The pain spread out and seemed to be invading his entire body. Now he started sweating. His breathing became labored. He was barely able to catch his breath. People walked by him, staring. He started to loosen his tie. His neck felt hot, like it would blow up.
He couldn’t breathe. He grasped his neck with both hands, as if he were being strangled by invisible hands and he was struggling to remove the ghost’s strong fingers.
Then his knees buckled. He hit the pavement with a thud. Now a young couple stopped and seemed to be saying something to him. He peered up at them with teary eyes, as if begging for help.
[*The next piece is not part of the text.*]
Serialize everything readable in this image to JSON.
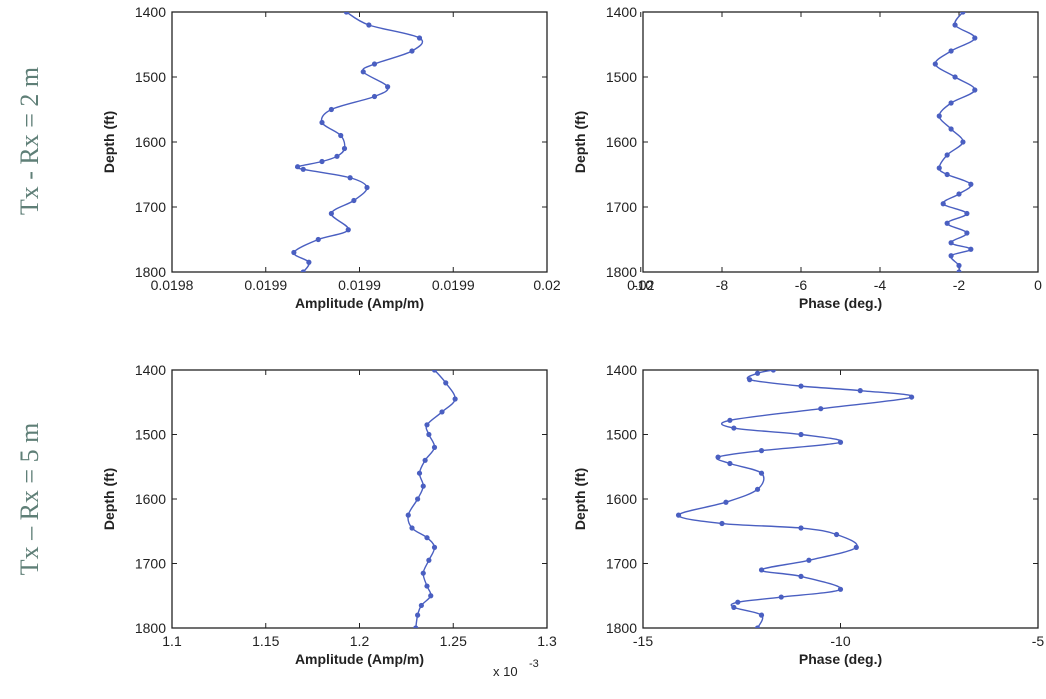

He twitched uncontrollably on the ground. But by now he could no longer feel anything. It was as if the world were spinning around at a hundred times its normal rotation, and he was at the center rising up a torrid, swirling tornado.
In a moment he lay still.
A silver Mercedes pulled up to the curb and the driver rushed quickly through the crowd. He peered down at his boss lying on the cold, hard cement, his eyes glazed over in horrid hope, looking up to the cloudy sky to God.
19
STATE OF CHIHUAHUA, MEXICO
Baskale had driven all night through some of the most treacherous terrain in northern Mexico, on dirt roads that never should have been built and were rarely maintained. The last fifteen miles had been without a road. The Chevy Suburban had held up well with its wide desert tires, laboring only occasionally when the sand became deeper and looser. Despite his best efforts, Baskale knew he was over an hour late. He had stayed too long at the drug dealer’s house. He had driven with great determination, but he didn’t want to crack even one bomblet open. One tiny fissure, one brief whiff, and they would all die. His mission was far too important to die that way, in some snake-infested desert.